I would say rather that detection of small changes, for a certain set
of changes, when listened to as sound (not as music), and when
discriminated via comparison and the intention to hear differences in
sound, reveals that detection improves with less separation in
time---at least over the time scales that have been investigated.

The paradigm is in the choice of these particular foundational
assumptions--the choice of differences to be investigated, the means of
using awareness, and so on.


We are not "choosing the differences to be investigated." We know what
the differences are between two audio components. You are speculating
that there are differences we don't know about. Such baseless
speculations are what make your arguments a form of pseudoscience.

If you could say, "Here's a difference that your listening tests are
missing," or "Here's another form of listening test that finds
differences mroe subtle than yours," then you'd have some basis for the
argument you are making. But you can't.

That's the important difference
between psychoacoustics researchers and you. They test things
empirically. They do not simply make up "facts" in their own head.

As far as "everything you claim, the paradigm can explain." Well,
exactly. My paradigm can also explain everything you claim.


First of all, you don't have a paradigm. Or, to be more specific, you
don't have a theory. All you have is blind belief.


What makes you think I have blind belief?


Because you have no evidence to support your assertions. None. Zero.
Zilch. Nada.

And there's a whole
host of things you can't explain, like why our perceptions differ
sighted vs. blind and why measurements correlate with audibility tests.


Perceptions differ under all sorts of conditions.

Some measurements correlate with some styles of audibility tests. This
does not mean that we fully understand how measurements do or do not
correlate with, for example, musical beauty.

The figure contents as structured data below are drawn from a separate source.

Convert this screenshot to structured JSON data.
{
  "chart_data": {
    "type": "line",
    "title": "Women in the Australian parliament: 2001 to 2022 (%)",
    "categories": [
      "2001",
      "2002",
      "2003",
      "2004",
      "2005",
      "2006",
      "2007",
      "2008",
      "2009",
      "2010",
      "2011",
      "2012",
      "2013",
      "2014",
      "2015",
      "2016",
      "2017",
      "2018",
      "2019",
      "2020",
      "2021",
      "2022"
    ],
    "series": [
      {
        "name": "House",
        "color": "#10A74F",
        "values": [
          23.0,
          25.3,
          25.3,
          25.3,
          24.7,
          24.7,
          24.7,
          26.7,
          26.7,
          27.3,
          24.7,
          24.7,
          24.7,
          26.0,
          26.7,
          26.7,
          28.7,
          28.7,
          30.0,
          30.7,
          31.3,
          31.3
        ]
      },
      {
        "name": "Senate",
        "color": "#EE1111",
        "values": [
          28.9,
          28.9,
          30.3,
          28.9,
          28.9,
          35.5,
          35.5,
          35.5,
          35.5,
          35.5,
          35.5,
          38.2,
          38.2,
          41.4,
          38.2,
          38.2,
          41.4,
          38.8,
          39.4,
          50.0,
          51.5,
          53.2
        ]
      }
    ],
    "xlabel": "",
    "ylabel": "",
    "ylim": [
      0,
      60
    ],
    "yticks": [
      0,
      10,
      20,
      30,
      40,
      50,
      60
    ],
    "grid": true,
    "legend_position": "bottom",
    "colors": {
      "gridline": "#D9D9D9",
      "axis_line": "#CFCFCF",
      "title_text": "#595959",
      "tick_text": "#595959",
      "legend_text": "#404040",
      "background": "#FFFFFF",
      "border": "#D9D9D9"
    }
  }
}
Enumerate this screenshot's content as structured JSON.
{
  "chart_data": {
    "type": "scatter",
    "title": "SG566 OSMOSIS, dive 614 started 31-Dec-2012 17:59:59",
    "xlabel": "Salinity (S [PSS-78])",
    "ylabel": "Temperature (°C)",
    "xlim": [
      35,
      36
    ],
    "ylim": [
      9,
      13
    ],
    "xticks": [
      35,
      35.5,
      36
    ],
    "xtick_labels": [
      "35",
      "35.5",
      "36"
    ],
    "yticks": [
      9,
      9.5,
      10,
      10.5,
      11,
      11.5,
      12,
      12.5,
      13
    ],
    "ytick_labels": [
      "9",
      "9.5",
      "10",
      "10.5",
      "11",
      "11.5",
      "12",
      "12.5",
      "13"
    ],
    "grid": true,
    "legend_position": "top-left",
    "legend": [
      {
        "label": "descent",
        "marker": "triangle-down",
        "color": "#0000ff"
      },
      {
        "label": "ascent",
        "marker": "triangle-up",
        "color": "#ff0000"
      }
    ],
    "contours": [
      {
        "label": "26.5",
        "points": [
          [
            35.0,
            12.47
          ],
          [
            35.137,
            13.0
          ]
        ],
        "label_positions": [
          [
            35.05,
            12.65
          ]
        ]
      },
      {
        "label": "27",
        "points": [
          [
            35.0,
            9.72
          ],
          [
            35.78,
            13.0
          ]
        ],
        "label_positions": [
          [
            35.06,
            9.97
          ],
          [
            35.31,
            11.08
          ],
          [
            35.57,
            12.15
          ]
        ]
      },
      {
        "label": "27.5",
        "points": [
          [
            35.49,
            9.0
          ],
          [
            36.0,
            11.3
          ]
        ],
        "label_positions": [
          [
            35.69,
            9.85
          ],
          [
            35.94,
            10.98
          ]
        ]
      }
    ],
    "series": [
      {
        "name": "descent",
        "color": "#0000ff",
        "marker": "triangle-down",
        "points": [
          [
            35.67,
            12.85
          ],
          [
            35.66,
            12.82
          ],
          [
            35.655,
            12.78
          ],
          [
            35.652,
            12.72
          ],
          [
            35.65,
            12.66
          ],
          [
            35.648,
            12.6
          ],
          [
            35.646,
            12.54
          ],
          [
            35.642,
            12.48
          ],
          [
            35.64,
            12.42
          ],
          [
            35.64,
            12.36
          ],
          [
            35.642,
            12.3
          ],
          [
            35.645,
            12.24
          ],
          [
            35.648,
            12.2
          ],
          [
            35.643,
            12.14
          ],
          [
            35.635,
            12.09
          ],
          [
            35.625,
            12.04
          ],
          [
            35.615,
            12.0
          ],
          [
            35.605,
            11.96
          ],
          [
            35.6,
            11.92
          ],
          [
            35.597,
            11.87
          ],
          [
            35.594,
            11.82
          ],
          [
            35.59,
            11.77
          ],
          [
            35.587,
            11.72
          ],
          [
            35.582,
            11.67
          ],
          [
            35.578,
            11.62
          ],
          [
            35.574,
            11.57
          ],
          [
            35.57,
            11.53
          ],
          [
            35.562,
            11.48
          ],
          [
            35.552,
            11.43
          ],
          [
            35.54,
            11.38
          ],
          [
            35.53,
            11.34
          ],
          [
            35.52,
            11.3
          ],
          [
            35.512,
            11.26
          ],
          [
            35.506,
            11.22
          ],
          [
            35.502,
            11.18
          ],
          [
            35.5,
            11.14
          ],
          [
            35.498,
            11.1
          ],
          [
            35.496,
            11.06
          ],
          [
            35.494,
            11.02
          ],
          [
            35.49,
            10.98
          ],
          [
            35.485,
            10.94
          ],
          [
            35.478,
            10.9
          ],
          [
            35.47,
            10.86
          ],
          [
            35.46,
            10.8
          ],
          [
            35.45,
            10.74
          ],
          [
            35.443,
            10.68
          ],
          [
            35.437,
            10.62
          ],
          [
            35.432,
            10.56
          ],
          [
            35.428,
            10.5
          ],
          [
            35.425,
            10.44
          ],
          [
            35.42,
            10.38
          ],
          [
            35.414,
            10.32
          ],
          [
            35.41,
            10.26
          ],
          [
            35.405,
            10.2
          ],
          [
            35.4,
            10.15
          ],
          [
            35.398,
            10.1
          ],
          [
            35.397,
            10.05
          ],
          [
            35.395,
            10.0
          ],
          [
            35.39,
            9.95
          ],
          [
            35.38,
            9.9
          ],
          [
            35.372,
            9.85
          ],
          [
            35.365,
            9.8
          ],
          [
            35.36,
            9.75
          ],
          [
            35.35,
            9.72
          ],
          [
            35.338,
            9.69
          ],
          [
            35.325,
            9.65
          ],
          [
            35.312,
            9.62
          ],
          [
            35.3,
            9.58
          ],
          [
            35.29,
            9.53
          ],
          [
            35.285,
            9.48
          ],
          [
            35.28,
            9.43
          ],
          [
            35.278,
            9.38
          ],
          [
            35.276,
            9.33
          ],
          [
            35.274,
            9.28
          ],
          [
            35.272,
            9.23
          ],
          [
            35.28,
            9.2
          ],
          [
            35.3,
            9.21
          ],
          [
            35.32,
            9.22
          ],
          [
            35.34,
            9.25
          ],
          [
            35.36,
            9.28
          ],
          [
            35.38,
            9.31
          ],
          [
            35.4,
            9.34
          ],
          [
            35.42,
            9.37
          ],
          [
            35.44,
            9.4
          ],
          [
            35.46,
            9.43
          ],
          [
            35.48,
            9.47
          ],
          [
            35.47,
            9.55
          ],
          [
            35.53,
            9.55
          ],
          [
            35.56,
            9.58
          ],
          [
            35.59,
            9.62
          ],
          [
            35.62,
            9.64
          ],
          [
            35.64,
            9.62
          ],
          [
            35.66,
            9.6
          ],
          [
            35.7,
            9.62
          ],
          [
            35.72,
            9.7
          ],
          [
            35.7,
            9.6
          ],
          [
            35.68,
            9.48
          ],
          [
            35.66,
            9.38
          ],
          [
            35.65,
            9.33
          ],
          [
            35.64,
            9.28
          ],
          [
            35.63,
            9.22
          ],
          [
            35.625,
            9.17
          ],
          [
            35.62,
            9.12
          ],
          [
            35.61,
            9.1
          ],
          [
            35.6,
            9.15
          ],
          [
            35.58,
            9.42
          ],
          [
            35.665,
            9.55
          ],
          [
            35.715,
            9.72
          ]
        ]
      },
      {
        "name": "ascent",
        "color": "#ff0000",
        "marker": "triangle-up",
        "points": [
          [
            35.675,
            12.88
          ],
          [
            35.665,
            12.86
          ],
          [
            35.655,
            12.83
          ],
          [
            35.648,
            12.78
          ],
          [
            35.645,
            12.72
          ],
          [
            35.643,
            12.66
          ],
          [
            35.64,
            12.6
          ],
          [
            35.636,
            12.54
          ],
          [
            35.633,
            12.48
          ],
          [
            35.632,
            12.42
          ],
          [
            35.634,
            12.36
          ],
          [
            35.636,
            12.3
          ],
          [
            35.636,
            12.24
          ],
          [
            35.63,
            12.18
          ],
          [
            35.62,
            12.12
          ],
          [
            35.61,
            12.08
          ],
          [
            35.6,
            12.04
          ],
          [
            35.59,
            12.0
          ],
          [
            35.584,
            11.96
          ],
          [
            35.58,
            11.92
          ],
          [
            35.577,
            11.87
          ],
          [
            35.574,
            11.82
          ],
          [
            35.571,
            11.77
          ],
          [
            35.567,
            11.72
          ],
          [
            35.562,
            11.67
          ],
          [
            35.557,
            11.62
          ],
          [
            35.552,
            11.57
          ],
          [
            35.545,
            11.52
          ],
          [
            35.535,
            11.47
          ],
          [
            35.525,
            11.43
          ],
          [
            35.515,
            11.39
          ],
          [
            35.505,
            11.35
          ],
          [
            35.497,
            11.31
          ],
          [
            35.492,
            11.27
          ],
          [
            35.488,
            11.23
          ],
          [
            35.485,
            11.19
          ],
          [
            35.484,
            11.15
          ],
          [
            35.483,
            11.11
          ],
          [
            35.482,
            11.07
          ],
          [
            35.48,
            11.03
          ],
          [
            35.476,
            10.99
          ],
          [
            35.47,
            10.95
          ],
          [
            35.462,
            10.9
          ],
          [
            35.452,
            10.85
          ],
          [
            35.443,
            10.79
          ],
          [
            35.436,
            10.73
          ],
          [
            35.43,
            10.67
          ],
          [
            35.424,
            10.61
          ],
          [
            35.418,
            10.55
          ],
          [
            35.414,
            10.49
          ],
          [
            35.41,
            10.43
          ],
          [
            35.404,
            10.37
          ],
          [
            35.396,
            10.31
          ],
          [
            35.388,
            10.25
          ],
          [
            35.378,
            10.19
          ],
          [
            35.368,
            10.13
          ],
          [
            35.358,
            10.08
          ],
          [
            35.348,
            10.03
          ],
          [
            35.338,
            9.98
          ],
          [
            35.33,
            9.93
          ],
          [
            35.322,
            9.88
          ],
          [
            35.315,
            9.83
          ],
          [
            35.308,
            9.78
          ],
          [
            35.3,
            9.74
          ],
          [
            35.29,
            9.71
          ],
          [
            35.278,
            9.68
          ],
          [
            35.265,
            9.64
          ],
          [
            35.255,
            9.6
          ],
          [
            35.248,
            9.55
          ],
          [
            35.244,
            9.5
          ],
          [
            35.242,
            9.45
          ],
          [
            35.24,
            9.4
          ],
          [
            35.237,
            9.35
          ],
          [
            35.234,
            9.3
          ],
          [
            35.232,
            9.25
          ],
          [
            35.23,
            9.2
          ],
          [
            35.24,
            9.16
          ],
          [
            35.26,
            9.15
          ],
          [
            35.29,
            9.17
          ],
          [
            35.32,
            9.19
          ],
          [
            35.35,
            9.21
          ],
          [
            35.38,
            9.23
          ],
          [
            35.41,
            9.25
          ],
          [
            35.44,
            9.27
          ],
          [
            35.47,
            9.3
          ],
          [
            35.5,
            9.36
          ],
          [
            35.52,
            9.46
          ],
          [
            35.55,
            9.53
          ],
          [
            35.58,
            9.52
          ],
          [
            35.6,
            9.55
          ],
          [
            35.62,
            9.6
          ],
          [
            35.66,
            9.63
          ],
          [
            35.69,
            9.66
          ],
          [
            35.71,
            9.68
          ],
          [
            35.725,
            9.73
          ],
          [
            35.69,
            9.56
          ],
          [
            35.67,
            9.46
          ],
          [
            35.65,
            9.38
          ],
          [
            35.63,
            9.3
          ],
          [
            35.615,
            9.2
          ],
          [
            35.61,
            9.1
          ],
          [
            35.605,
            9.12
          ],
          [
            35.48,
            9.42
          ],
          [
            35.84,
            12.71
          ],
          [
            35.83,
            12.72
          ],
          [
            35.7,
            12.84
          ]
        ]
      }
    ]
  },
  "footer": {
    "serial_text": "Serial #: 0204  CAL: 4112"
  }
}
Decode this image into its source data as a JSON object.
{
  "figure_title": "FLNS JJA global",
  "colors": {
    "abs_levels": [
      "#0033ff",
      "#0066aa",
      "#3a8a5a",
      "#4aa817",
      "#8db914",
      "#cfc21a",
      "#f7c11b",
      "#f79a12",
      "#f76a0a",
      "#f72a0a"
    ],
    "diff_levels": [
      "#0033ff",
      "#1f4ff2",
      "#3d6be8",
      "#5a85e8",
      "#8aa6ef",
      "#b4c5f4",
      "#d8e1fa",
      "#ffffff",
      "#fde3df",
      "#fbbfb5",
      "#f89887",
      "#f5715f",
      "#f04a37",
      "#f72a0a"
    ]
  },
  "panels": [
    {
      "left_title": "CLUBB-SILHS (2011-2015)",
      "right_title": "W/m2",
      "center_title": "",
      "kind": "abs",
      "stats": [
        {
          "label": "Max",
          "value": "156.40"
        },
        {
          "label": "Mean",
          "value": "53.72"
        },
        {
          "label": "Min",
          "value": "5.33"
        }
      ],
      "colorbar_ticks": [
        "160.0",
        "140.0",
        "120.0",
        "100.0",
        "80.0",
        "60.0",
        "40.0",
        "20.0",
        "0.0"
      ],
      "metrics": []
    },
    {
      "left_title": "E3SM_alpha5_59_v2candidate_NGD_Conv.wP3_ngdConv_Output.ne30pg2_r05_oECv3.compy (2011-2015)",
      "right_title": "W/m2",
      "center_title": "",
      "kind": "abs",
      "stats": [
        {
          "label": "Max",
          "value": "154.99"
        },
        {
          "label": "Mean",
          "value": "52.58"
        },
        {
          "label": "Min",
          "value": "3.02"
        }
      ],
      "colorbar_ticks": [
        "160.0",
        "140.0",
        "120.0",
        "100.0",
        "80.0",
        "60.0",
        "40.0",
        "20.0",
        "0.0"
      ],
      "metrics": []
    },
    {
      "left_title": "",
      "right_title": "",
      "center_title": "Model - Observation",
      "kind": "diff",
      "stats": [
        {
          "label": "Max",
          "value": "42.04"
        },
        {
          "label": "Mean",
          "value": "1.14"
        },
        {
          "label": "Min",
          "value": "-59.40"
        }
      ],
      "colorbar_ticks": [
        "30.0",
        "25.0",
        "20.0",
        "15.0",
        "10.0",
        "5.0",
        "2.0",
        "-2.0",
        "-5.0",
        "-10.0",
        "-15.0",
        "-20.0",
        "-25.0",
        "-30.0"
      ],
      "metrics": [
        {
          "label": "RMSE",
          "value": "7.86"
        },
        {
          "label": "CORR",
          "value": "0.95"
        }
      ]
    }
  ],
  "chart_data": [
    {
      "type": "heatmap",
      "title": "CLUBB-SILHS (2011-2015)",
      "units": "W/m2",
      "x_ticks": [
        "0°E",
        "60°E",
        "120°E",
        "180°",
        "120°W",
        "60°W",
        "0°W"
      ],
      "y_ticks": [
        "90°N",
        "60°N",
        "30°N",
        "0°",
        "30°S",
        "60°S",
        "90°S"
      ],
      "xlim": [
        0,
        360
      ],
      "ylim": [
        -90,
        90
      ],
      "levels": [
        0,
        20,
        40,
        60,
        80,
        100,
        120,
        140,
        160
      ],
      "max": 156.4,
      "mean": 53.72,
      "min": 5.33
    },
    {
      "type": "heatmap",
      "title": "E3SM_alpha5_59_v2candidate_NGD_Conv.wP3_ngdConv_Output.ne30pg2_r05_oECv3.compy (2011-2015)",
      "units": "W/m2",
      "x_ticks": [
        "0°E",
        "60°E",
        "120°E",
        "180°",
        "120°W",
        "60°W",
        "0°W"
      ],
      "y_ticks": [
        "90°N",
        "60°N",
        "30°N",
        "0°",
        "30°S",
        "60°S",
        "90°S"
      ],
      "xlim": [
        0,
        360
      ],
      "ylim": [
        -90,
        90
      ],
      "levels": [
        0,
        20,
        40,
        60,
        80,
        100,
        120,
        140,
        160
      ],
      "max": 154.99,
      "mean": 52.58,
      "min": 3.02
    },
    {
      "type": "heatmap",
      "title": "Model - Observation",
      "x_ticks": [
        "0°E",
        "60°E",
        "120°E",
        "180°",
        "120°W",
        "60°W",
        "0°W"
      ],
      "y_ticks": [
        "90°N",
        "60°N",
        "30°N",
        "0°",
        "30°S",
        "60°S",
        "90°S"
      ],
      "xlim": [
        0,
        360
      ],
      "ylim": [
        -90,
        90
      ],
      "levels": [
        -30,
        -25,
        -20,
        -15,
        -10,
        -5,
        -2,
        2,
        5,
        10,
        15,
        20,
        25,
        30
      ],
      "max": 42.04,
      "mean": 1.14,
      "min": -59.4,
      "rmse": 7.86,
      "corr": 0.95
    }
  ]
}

Our measurements don't correlate with musical beauty at all. But then,
audio reproduction has nothing to do with musical beauty. Beethoven is
not more beautiful because he's played on a high-end audio system
rather than a mini-system.

Now, if you mean "perceptions of musical beauty," then you'd have to
demonstrate that our perceptions of musical beauty can differ when
listening to audio systems that are (by currently accepted scientific
standards) audibly indistinguishable. And you can't do that.